Commerce Takes Enbridge Assumption as Fact, Low Balls Impact of New Tar Sands Pipeline

First in a series of critiques of the Minnesota Department of Commerce’s final environmental impact statement (EIS) on Enbridge Line 3, a proposal to expand and reroute a tar sands crude oil pipeline through northern Minnesota. This project threatens the Mississippi River, wild rice areas, and Anishinaabe treaty rights. The Minnesota Public Utilities Commission is taking public comments on the adequacy of the EIS until 4:30 p.m. Oct. 2. To learn how to submit comments, click here.

Today, let’s critique the debate over the useful lifespan of a new crude oil pipeline. The EIS assumed the new Line 3 would only last 30 years. Anyway, Enbridge told the Department of Commerce it would operate for 30 years and Commerce did not challenge the assumption, even though current pipelines have lasted much longer.

Commerce had the lead role in writing the EIS on Enbridge Line 3 and its goal was to be a neutral arbiter of the facts. As it states in Appendix T (page T-i): “an EIS does not advocate, recommend, or state a preference for a specific alternative. Instead, it analyzes and compares alternatives so that citizens, agencies, and governments can work from a common set of facts.”

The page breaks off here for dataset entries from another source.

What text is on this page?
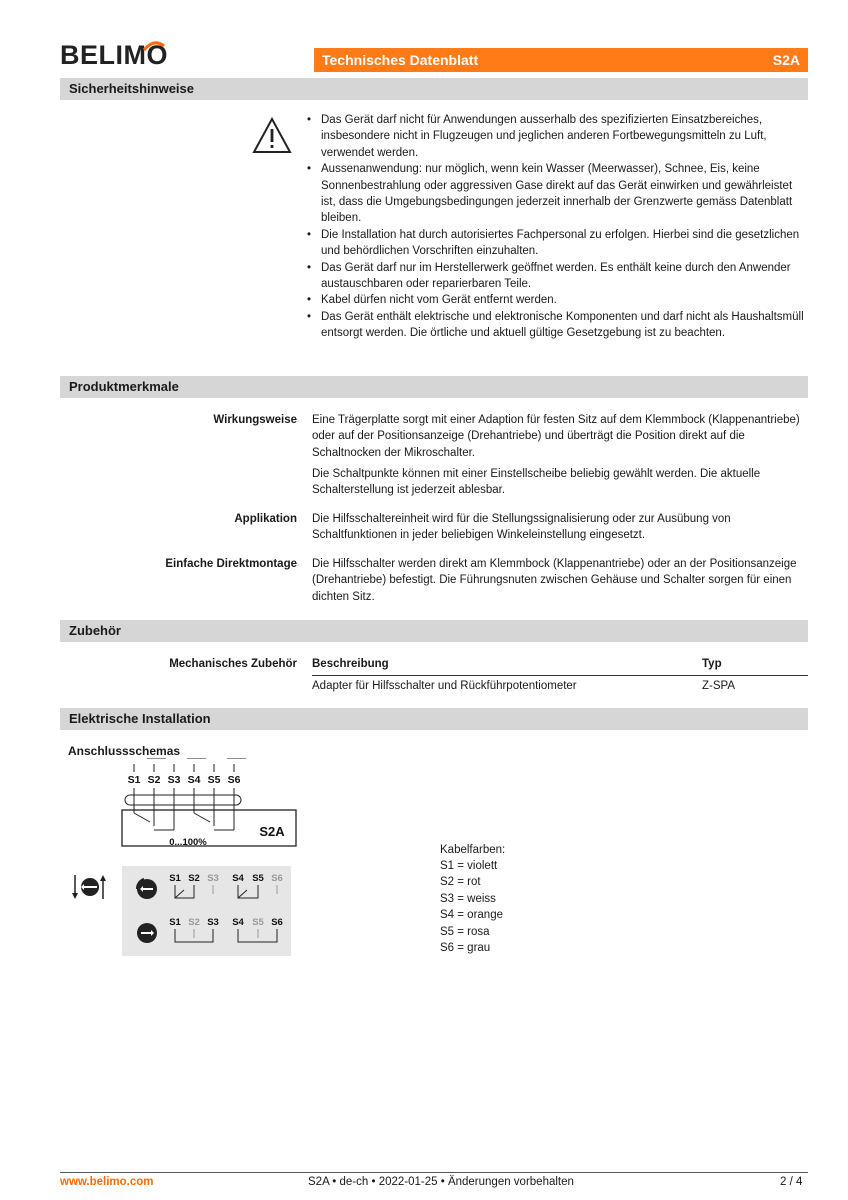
BELIMO	Technisches Datenblatt	S2A
Sicherheitshinweise
• Das Gerät darf nicht für Anwendungen ausserhalb des spezifizierten Einsatzbereiches, insbesondere nicht in Flugzeugen und jeglichen anderen Fortbewegungsmitteln zu Luft, verwendet werden.
• Aussenanwendung: nur möglich, wenn kein Wasser (Meerwasser), Schnee, Eis, keine Sonnenbestrahlung oder aggressiven Gase direkt auf das Gerät einwirken und gewährleistet ist, dass die Umgebungsbedingungen jederzeit innerhalb der Grenzwerte gemäss Datenblatt bleiben.
• Die Installation hat durch autorisiertes Fachpersonal zu erfolgen. Hierbei sind die gesetzlichen und behördlichen Vorschriften einzuhalten.
• Das Gerät darf nur im Herstellerwerk geöffnet werden. Es enthält keine durch den Anwender austauschbaren oder reparierbaren Teile.
• Kabel dürfen nicht vom Gerät entfernt werden.
• Das Gerät enthält elektrische und elektronische Komponenten und darf nicht als Haushaltsmüll entsorgt werden. Die örtliche und aktuell gültige Gesetzgebung ist zu beachten.
Produktmerkmale
Wirkungsweise Eine Trägerplatte sorgt mit einer Adaption für festen Sitz auf dem Klemmbock (Klappenantriebe) oder auf der Positionsanzeige (Drehantriebe) und überträgt die Position direkt auf die Schaltnocken der Mikroschalter.
Die Schaltpunkte können mit einer Einstellscheibe beliebig gewählt werden. Die aktuelle Schalterstellung ist jederzeit ablesbar.
Applikation Die Hilfsschaltereinheit wird für die Stellungssignalisierung oder zur Ausübung von Schaltfunktionen in jeder beliebigen Winkeleinstellung eingesetzt.
Einfache Direktmontage Die Hilfsschalter werden direkt am Klemmbock (Klappenantriebe) oder an der Positionsanzeige (Drehantriebe) befestigt. Die Führungsnuten zwischen Gehäuse und Schalter sorgen für einen dichten Sitz.
Zubehör
Mechanisches Zubehör Beschreibung	Typ
Adapter für Hilfsschalter und Rückführpotentiometer	Z-SPA
Elektrische Installation
Anschlussschemas
S1 S2 S3 S4 S5 S6
S2A
0...100%
S1 S2 S3 S4 S5 S6
S1 S2 S3 S4 S5 S6
Kabelfarben:
S1 = violett
S2 = rot
S3 = weiss
S4 = orange
S5 = rosa
S6 = grau
www.belimo.com	S2A • de-ch • 2022-01-25 • Änderungen vorbehalten	2 / 4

This is one example where Commerce — by accepting Enbridge’s assumption and ignoring public criticism — is showing bias favoring the pipeline. This is one reason the final EIS is inadequate and needs to be redone.

Commerce summarized public criticism, and responds to it, in Appendix T.

Additionally, a number of commenters cited the presence of the existing Line 3, which has been in operation for well over the 30-year timeframe analyzed in the EIS, as evidence that the EIS should have analyzed a 50-or 60-year operational timeline. The Applicant has stated that the expected lifetime of the proposed project is approximately 30 years. Due to the difficulty of predicting future events or energy needs, and considering the dynamic nature of energy markets and the finite nature of oil deposits, the Department did not think it was warranted to include alternative operational timelines. (pages T-1 to T-2)

It costs Enbridge nothing to estimate a short lifespan. There is nothing binding that would make Enbridge shut down the pipeline in 30 years. Assuming a 30-year lifespan has the advantage of low balling the project’s environmental impacts.

For instance, the EIS estimates that the social cost of carbon pollution from the pipeline would be $287 billion over 30 years. The social cost of carbon “is meant to be a comprehensive estimate of climate change damages. It includes changes in net agricultural productivity; human health; property damages from increased flood risk; and changes in energy system costs, such as reduced costs for heating and increased costs for air conditioning.” (page 5-447)

It needs to be emphasized that these are all costs that Enbridge is shifting onto other parties, including you and me. The estimate of the social costs of carbon would be much higher if Commerce would have considered a longer lifespan as a possibility.

According to Enbridge’s website: the Line 3 Replacement is the largest project in company history. The Canadian section will cost $5.3 billion in Canadian dollars and the U.S. section will cost $2.9 billion. With that investment, will Enbridge shut things down after 30 years?

Due to the “difficulty of predicting future events or energy needs” Commerce took the easy road and accepted Enbridge’s assumption as fact and did not offer other modeling based on reasonable criticism.